Mi jefe era un chico de unos treinta y cinco años que aseguraba que dirigir aquella empresa era demasiado difícil para una sola persona y que necesitaba una mano derecha y que si hablaba poco y escuchaba mucho, esa mano derecha podía ser yo. Entonces pensé que quizá mis padres estaban en lo cierto y decidí centrarme en lograr aquel puesto.
El almacén en el que trabajaba estaba ubicado en un polígono industrial. En una calle que desembocaba en un cruce señalizado con un semáforo. Para volver a casa debía dirigirme a la derecha. Un día, cuando el semáforo se puso en verde, giré a la izquierda. Supongo que tal vez quería encontrar un atajo, descubrir si había una forma más rápida de regresar.

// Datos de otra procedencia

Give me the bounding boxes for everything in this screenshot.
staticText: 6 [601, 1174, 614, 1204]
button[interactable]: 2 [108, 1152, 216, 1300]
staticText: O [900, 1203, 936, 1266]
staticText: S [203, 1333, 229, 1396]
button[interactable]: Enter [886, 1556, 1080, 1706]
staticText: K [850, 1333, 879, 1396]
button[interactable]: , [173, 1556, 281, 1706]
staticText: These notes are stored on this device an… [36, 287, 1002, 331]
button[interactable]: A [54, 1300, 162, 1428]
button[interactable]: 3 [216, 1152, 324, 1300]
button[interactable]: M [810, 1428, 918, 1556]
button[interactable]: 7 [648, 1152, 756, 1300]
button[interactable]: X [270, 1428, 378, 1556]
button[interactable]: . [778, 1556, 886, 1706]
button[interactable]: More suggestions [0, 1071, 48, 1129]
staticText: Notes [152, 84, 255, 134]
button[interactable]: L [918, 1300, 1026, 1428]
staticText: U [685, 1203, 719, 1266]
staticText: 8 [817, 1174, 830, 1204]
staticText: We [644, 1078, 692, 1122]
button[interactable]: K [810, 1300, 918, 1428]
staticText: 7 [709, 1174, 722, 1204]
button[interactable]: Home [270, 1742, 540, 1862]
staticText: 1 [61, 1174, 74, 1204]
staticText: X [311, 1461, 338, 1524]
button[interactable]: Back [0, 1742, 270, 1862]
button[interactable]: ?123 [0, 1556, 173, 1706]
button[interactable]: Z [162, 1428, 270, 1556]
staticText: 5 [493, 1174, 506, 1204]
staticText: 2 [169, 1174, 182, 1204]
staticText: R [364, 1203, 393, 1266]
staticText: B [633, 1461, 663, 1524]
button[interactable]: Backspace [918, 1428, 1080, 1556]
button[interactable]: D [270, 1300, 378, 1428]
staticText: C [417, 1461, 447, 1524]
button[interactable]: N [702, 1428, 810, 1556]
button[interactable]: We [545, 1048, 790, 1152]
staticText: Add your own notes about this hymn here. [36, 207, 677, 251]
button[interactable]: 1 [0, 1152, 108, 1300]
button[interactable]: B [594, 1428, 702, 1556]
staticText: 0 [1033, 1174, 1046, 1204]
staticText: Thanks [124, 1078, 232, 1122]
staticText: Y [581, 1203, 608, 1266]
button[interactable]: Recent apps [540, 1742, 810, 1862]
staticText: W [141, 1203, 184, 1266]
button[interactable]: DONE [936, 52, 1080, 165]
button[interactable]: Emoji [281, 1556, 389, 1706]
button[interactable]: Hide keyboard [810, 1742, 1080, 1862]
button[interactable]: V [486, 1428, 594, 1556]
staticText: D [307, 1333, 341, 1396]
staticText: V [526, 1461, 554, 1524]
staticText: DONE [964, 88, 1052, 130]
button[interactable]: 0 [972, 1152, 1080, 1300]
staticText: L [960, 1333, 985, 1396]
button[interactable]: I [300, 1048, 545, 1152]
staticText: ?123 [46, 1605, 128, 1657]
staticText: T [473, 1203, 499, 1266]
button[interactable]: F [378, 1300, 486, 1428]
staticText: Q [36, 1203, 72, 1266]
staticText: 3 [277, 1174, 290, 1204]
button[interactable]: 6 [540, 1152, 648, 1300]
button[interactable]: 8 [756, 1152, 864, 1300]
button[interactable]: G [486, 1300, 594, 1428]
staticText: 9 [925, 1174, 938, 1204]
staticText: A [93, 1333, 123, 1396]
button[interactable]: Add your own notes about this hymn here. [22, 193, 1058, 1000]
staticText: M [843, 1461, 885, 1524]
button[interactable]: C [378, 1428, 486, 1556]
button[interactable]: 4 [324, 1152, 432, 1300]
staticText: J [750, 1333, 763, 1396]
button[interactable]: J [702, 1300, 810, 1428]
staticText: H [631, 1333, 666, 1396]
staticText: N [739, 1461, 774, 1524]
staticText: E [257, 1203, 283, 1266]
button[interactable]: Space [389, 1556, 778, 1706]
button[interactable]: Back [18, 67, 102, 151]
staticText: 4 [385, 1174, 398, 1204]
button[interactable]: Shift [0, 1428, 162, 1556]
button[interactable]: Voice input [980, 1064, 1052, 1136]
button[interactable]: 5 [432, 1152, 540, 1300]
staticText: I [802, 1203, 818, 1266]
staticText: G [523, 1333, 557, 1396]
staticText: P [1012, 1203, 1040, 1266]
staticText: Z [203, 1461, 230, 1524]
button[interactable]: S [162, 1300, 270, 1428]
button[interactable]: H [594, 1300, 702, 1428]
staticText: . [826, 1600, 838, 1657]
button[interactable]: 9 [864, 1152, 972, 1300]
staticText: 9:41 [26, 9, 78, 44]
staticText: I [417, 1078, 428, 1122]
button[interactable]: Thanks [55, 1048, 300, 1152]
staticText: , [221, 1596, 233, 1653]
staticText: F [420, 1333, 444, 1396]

Acabé perdido dando tumbos por calles que me parecían todas iguales. Detuve el coche en doble fila y bajé para preguntar. Al hacerlo, por casualidad, descubrí que me había parado frente a una pequeña librería.
Entonces recordé un verano, años atrás, en el que encontré un libro en el cajón de una cómoda de la casa que mis padres habían alquilado olvidado por los anteriores inquilinos. Lo leí en una tarde, sin moverme para beber agua o para usar el cuarto de baño. Trataba de un chico al que expulsan del instituto pero no se atreve a contárselo a sus padres, así que decide escaparse y se pasa tres días dando tumbos de un lado para otro y acaba en un parque cuyo lago está congelado y se pregunta por el lugar en el que se esconderán los patos cuando el agua se hiela.
Abrí la puerta de la tienda. Sobre el marco había tres tubos metálicos que produjeron una melodía enlatada. Olía a papel y a goma de borrar. Apareció una señora tras el mostrador. No recordaba el título del libro ni tampoco el autor, así que le conté todo lo que ocurría intentando que lo hubiera leído y reconociese la obra. Lo hice con la esperanza con la que una persona se juega los ahorros de toda una vida a un número de la ruleta.
Sonrió cuando terminé de hablar. Era más baja que yo. Llevaba un jersey blanco y de su cuello colgaban unas gafas sujetas a un cordón dorado.
-Todo el mundo conoce ese libro -dijo-. Es El guardián entre el centeno.
Buscó en una de las estanterías y me entregó un ejemplar. Era de bolsillo; blanco, con el título y el nombre del autor escritos en tinta azul. Regresé al coche y cerré la puerta. Todo estaba en silencio en su interior. Abrí el libro y comencé a leerlo.
Cuando llegué a casa mis padres me estaban esperando. Parecían preocupados.
-¿Dónde has estado? -preguntaron-. Es muy tarde.
-Lo sé -respondí-. Tenía trabajo atrasado y quería ponerme al día.
Y, aunque pudiera parecer lo contrario, cada una de aquellas palabras era cierta.
***
Años después, cuando me marché a vivir solo, me llevé dos maletas llenas de ropa, una taza de desayuno con el escudo del Atlético de Madrid serigrafiado y aquel ejemplar de El guardián entre el centeno.
***
Anoche, al devolver a la librería la novela que acababa de leer, me topé de forma fortuita con el ejemplar, amarillento por el paso del tiempo, del libro escrito por J. D. Salinger.
Fue entonces cuando recordé esta historia.
Y al hacerlo, con la perspectiva de los años, comprendí por primera vez la trascendencia que tuvo en mi vida aquella decisión aparentemente intrascendente.